Trying to convince Gen Z to join the army, when it looks inevitable there will be WW3 soon, seems a tough sell for anyone. Not sure Capita can be blamed for that. Gez Z are too busy trying to decide which one of the 92 genders they are
Captain Hindsight - have you actually looked into any of the stocks you've mentioned? Or have you literally just listed the most volatile stocks of the last two weeks and thought "if I invested at the bottom and sold at the top I'd be better off than in CPI?"
One example, Superdry... fired CFO, massive debts that they've already restructured several times, high fixed costs, lowering income, losses, profits warnings, retail dying, the brand not very cool, staff exodus, Dunkerton getting ready to buy out after administrators come in, and probably steer the brand into the arms of Mike Ashley.
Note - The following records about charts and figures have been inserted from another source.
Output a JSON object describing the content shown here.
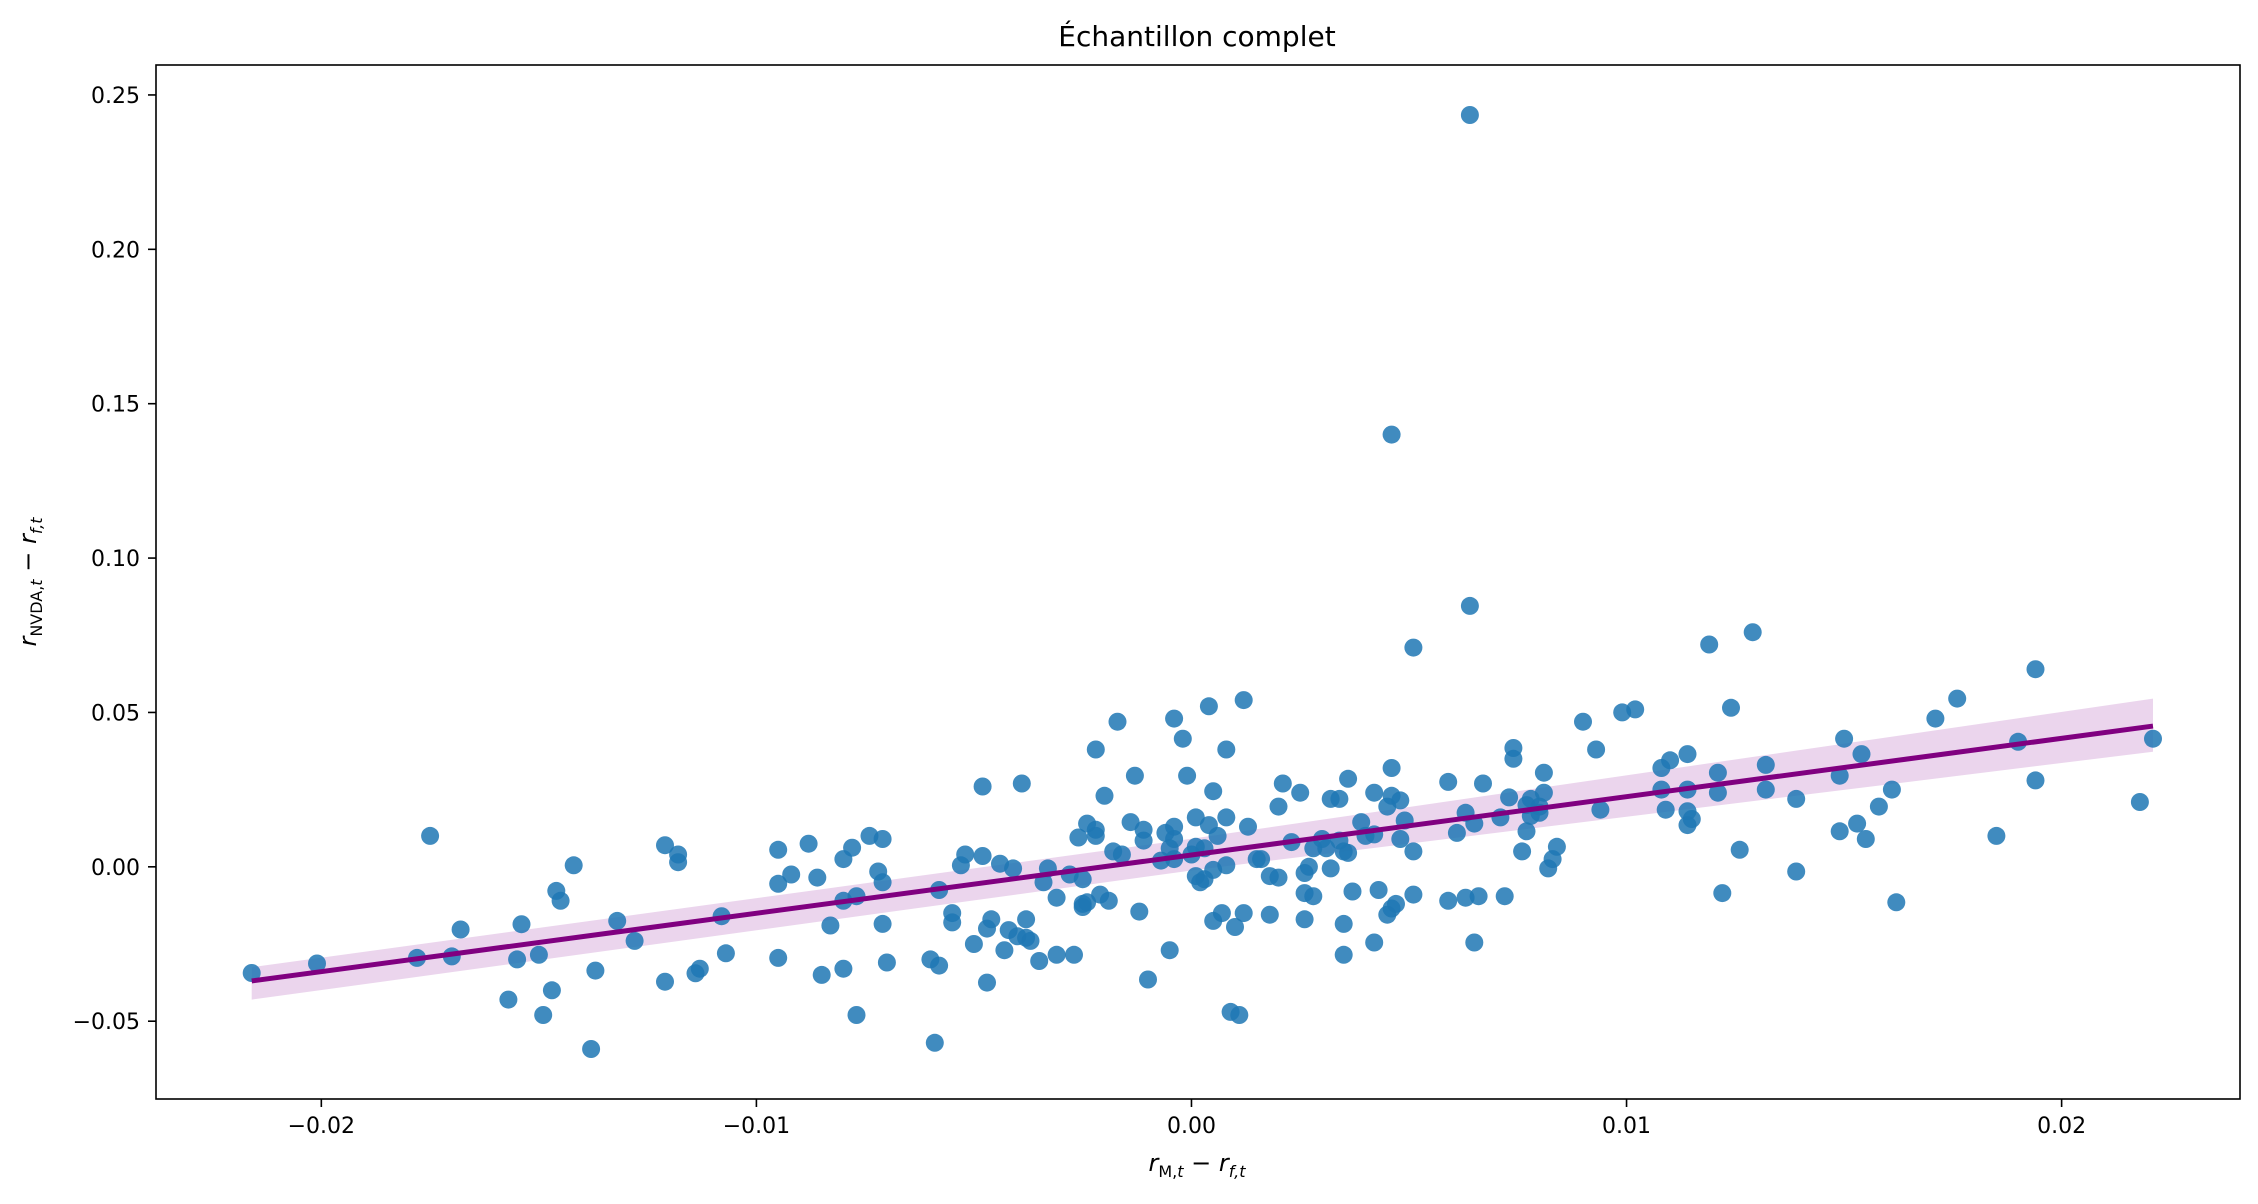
{
  "chart_data": {
    "type": "scatter",
    "title": "Échantillon complet",
    "xlabel": {
      "var": "r",
      "sub1": "M,",
      "sub1b": "t",
      "minus": " − ",
      "var2": "r",
      "sub2": "f,t"
    },
    "ylabel": {
      "var": "r",
      "sub1": "NVDA,",
      "sub1b": "t",
      "minus": " − ",
      "var2": "r",
      "sub2": "f,t"
    },
    "xlim": [
      -0.0238,
      0.0241
    ],
    "ylim": [
      -0.0752,
      0.2597
    ],
    "xticks": [
      -0.02,
      -0.01,
      0.0,
      0.01,
      0.02
    ],
    "xtick_labels": [
      "−0.02",
      "−0.01",
      "0.00",
      "0.01",
      "0.02"
    ],
    "yticks": [
      -0.05,
      0.0,
      0.05,
      0.1,
      0.15,
      0.2,
      0.25
    ],
    "ytick_labels": [
      "−0.05",
      "0.00",
      "0.05",
      "0.10",
      "0.15",
      "0.20",
      "0.25"
    ],
    "grid": false,
    "colors": {
      "points": "#1f77b4",
      "regression_line": "#800080",
      "confidence_band": "#dbb3df"
    },
    "regression": {
      "x_start": -0.0216,
      "x_end": 0.0221,
      "intercept": 0.00384,
      "slope": 1.889
    },
    "confidence_band": {
      "start": [
        -0.043,
        -0.0325
      ],
      "mid": [
        -0.0012,
        0.0091
      ],
      "end": [
        0.0373,
        0.0545
      ]
    },
    "points": [
      [
        -0.0216,
        -0.0344
      ],
      [
        -0.0201,
        -0.0313
      ],
      [
        -0.0175,
        0.01
      ],
      [
        -0.0178,
        -0.0295
      ],
      [
        -0.017,
        -0.029
      ],
      [
        -0.0168,
        -0.0203
      ],
      [
        -0.0157,
        -0.043
      ],
      [
        -0.0155,
        -0.03
      ],
      [
        -0.0154,
        -0.0186
      ],
      [
        -0.015,
        -0.0285
      ],
      [
        -0.0149,
        -0.048
      ],
      [
        -0.0147,
        -0.04
      ],
      [
        -0.0146,
        -0.0078
      ],
      [
        -0.0145,
        -0.011
      ],
      [
        -0.0142,
        0.0005
      ],
      [
        -0.0138,
        -0.059
      ],
      [
        -0.0137,
        -0.0336
      ],
      [
        -0.0132,
        -0.0175
      ],
      [
        -0.0128,
        -0.024
      ],
      [
        -0.0121,
        0.007
      ],
      [
        -0.0121,
        -0.0372
      ],
      [
        -0.0118,
        0.004
      ],
      [
        -0.0118,
        0.0015
      ],
      [
        -0.0114,
        -0.0345
      ],
      [
        -0.0113,
        -0.033
      ],
      [
        -0.0108,
        -0.016
      ],
      [
        -0.0107,
        -0.028
      ],
      [
        -0.0095,
        0.0055
      ],
      [
        -0.0095,
        -0.0055
      ],
      [
        -0.0095,
        -0.0295
      ],
      [
        -0.0092,
        -0.0025
      ],
      [
        -0.0088,
        0.0075
      ],
      [
        -0.0086,
        -0.0035
      ],
      [
        -0.0085,
        -0.035
      ],
      [
        -0.0083,
        -0.019
      ],
      [
        -0.008,
        0.0025
      ],
      [
        -0.008,
        -0.033
      ],
      [
        -0.008,
        -0.011
      ],
      [
        -0.0078,
        0.0062
      ],
      [
        -0.0077,
        -0.0095
      ],
      [
        -0.0077,
        -0.048
      ],
      [
        -0.0074,
        0.01
      ],
      [
        -0.0072,
        -0.0015
      ],
      [
        -0.0071,
        0.009
      ],
      [
        -0.0071,
        -0.005
      ],
      [
        -0.0071,
        -0.0185
      ],
      [
        -0.007,
        -0.031
      ],
      [
        -0.006,
        -0.03
      ],
      [
        -0.0058,
        -0.032
      ],
      [
        -0.0059,
        -0.057
      ],
      [
        -0.0058,
        -0.0075
      ],
      [
        -0.0055,
        -0.015
      ],
      [
        -0.0055,
        -0.018
      ],
      [
        -0.0053,
        0.0005
      ],
      [
        -0.0052,
        0.004
      ],
      [
        -0.005,
        -0.025
      ],
      [
        -0.0048,
        0.026
      ],
      [
        -0.0048,
        0.0035
      ],
      [
        -0.0047,
        -0.0375
      ],
      [
        -0.0047,
        -0.02
      ],
      [
        -0.0046,
        -0.017
      ],
      [
        -0.0044,
        0.001
      ],
      [
        -0.0043,
        -0.027
      ],
      [
        -0.0042,
        -0.0205
      ],
      [
        -0.0041,
        -0.0005
      ],
      [
        -0.004,
        -0.0225
      ],
      [
        -0.0039,
        0.027
      ],
      [
        -0.0038,
        -0.023
      ],
      [
        -0.0038,
        -0.017
      ],
      [
        -0.0037,
        -0.024
      ],
      [
        -0.0035,
        -0.0305
      ],
      [
        -0.0034,
        -0.005
      ],
      [
        -0.0033,
        -0.0005
      ],
      [
        -0.0031,
        -0.0285
      ],
      [
        -0.0031,
        -0.01
      ],
      [
        -0.0028,
        -0.0025
      ],
      [
        -0.0027,
        -0.0285
      ],
      [
        -0.0026,
        0.0095
      ],
      [
        -0.0025,
        -0.004
      ],
      [
        -0.0025,
        -0.012
      ],
      [
        -0.0025,
        -0.013
      ],
      [
        -0.0024,
        0.014
      ],
      [
        -0.0024,
        -0.0115
      ],
      [
        -0.0022,
        0.038
      ],
      [
        -0.0022,
        0.012
      ],
      [
        -0.0022,
        0.01
      ],
      [
        -0.0021,
        -0.009
      ],
      [
        -0.002,
        0.023
      ],
      [
        -0.0019,
        -0.011
      ],
      [
        -0.0018,
        0.005
      ],
      [
        -0.0017,
        0.047
      ],
      [
        -0.0016,
        0.004
      ],
      [
        -0.0014,
        0.0145
      ],
      [
        -0.0013,
        0.0295
      ],
      [
        -0.0012,
        -0.0145
      ],
      [
        -0.0011,
        0.012
      ],
      [
        -0.0011,
        0.0085
      ],
      [
        -0.001,
        -0.0365
      ],
      [
        -0.0007,
        0.002
      ],
      [
        -0.0006,
        0.011
      ],
      [
        -0.0005,
        -0.027
      ],
      [
        -0.0005,
        0.006
      ],
      [
        -0.0004,
        0.048
      ],
      [
        -0.0004,
        0.013
      ],
      [
        -0.0004,
        0.009
      ],
      [
        -0.0004,
        0.0025
      ],
      [
        -0.0002,
        0.0415
      ],
      [
        -0.0001,
        0.0295
      ],
      [
        0.0,
        0.004
      ],
      [
        0.0001,
        -0.003
      ],
      [
        0.0001,
        0.0065
      ],
      [
        0.0001,
        0.016
      ],
      [
        0.0002,
        -0.005
      ],
      [
        0.0003,
        -0.004
      ],
      [
        0.0003,
        0.006
      ],
      [
        0.0004,
        0.0135
      ],
      [
        0.0004,
        0.052
      ],
      [
        0.0005,
        0.0245
      ],
      [
        0.0005,
        -0.0175
      ],
      [
        0.0005,
        -0.001
      ],
      [
        0.0006,
        0.01
      ],
      [
        0.0007,
        -0.015
      ],
      [
        0.0008,
        0.038
      ],
      [
        0.0008,
        0.016
      ],
      [
        0.0008,
        0.0005
      ],
      [
        0.0009,
        -0.047
      ],
      [
        0.001,
        -0.0195
      ],
      [
        0.0011,
        -0.048
      ],
      [
        0.0012,
        0.054
      ],
      [
        0.0012,
        -0.015
      ],
      [
        0.0013,
        0.013
      ],
      [
        0.0015,
        0.0025
      ],
      [
        0.0016,
        0.0025
      ],
      [
        0.0018,
        -0.003
      ],
      [
        0.0018,
        -0.0155
      ],
      [
        0.002,
        0.0195
      ],
      [
        0.002,
        -0.0035
      ],
      [
        0.0021,
        0.027
      ],
      [
        0.0023,
        0.008
      ],
      [
        0.0025,
        0.024
      ],
      [
        0.0026,
        -0.002
      ],
      [
        0.0026,
        -0.0085
      ],
      [
        0.0026,
        -0.017
      ],
      [
        0.0027,
        0.0
      ],
      [
        0.0028,
        -0.0095
      ],
      [
        0.0028,
        0.006
      ],
      [
        0.003,
        0.009
      ],
      [
        0.0031,
        0.006
      ],
      [
        0.0032,
        0.022
      ],
      [
        0.0032,
        -0.0005
      ],
      [
        0.0034,
        0.0085
      ],
      [
        0.0034,
        0.022
      ],
      [
        0.0035,
        0.005
      ],
      [
        0.0035,
        -0.0185
      ],
      [
        0.0035,
        -0.0285
      ],
      [
        0.0036,
        0.0285
      ],
      [
        0.0036,
        0.0045
      ],
      [
        0.0037,
        -0.008
      ],
      [
        0.0039,
        0.0145
      ],
      [
        0.004,
        0.01
      ],
      [
        0.0042,
        -0.0245
      ],
      [
        0.0042,
        0.024
      ],
      [
        0.0042,
        0.0105
      ],
      [
        0.0043,
        -0.0075
      ],
      [
        0.0045,
        0.0195
      ],
      [
        0.0045,
        -0.0155
      ],
      [
        0.0046,
        0.14
      ],
      [
        0.0046,
        0.023
      ],
      [
        0.0046,
        0.032
      ],
      [
        0.0046,
        -0.0135
      ],
      [
        0.0047,
        -0.012
      ],
      [
        0.0048,
        0.009
      ],
      [
        0.0048,
        0.0215
      ],
      [
        0.0049,
        0.015
      ],
      [
        0.0051,
        0.071
      ],
      [
        0.0051,
        0.005
      ],
      [
        0.0051,
        -0.009
      ],
      [
        0.0059,
        0.0275
      ],
      [
        0.0059,
        -0.011
      ],
      [
        0.0061,
        0.011
      ],
      [
        0.0063,
        -0.01
      ],
      [
        0.0063,
        0.0175
      ],
      [
        0.0064,
        0.2435
      ],
      [
        0.0064,
        0.0845
      ],
      [
        0.0065,
        -0.0245
      ],
      [
        0.0065,
        0.014
      ],
      [
        0.0066,
        -0.0095
      ],
      [
        0.0067,
        0.027
      ],
      [
        0.0071,
        0.016
      ],
      [
        0.0072,
        -0.0095
      ],
      [
        0.0073,
        0.0225
      ],
      [
        0.0074,
        0.0385
      ],
      [
        0.0074,
        0.035
      ],
      [
        0.0076,
        0.005
      ],
      [
        0.0077,
        0.0115
      ],
      [
        0.0077,
        0.02
      ],
      [
        0.0078,
        0.0165
      ],
      [
        0.0078,
        0.022
      ],
      [
        0.008,
        0.0195
      ],
      [
        0.008,
        0.0175
      ],
      [
        0.0081,
        0.024
      ],
      [
        0.0081,
        0.0305
      ],
      [
        0.0082,
        -0.0005
      ],
      [
        0.0083,
        0.0025
      ],
      [
        0.0084,
        0.0065
      ],
      [
        0.009,
        0.047
      ],
      [
        0.0093,
        0.038
      ],
      [
        0.0094,
        0.0185
      ],
      [
        0.0099,
        0.05
      ],
      [
        0.0102,
        0.051
      ],
      [
        0.0108,
        0.032
      ],
      [
        0.0108,
        0.025
      ],
      [
        0.0109,
        0.0185
      ],
      [
        0.011,
        0.0345
      ],
      [
        0.0114,
        0.0365
      ],
      [
        0.0114,
        0.025
      ],
      [
        0.0114,
        0.018
      ],
      [
        0.0114,
        0.0135
      ],
      [
        0.0115,
        0.0155
      ],
      [
        0.0119,
        0.072
      ],
      [
        0.0121,
        0.0305
      ],
      [
        0.0121,
        0.024
      ],
      [
        0.0122,
        -0.0085
      ],
      [
        0.0124,
        0.0515
      ],
      [
        0.0126,
        0.0055
      ],
      [
        0.0129,
        0.076
      ],
      [
        0.0132,
        0.033
      ],
      [
        0.0132,
        0.025
      ],
      [
        0.0139,
        0.022
      ],
      [
        0.0139,
        -0.0015
      ],
      [
        0.0149,
        0.0295
      ],
      [
        0.0149,
        0.0115
      ],
      [
        0.015,
        0.0415
      ],
      [
        0.0153,
        0.014
      ],
      [
        0.0154,
        0.0365
      ],
      [
        0.0155,
        0.009
      ],
      [
        0.0158,
        0.0195
      ],
      [
        0.0161,
        0.025
      ],
      [
        0.0162,
        -0.0115
      ],
      [
        0.0171,
        0.048
      ],
      [
        0.0176,
        0.0545
      ],
      [
        0.0185,
        0.01
      ],
      [
        0.019,
        0.0405
      ],
      [
        0.0194,
        0.064
      ],
      [
        0.0194,
        0.028
      ],
      [
        0.0218,
        0.021
      ],
      [
        0.0221,
        0.0415
      ]
    ]
  }
}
And you think this is a BUY??? Good luck.
Its Brexit JG68. Simple as that.
UK and Japan are the only seriously undervalued markets in the world based upon P/E ratios. The reasons? One of the countries doesn't procreate enough, the other is run by charlatan politicians whose only notable trait is blind ambition beyond capability.
Kipper9 - not entirely true, as you know.
He's sold off all of the wheat and barley fields to reduce expensive debts, kept on the corn and rapeseed that create £3 billion of revenue a year, and is going to get self driving combine harvesters to do all of the work. If, he makes a slight saving on the cost base in doing this, profit will jump and the share price multi bag. If not, it will just carry on disappointing year after year.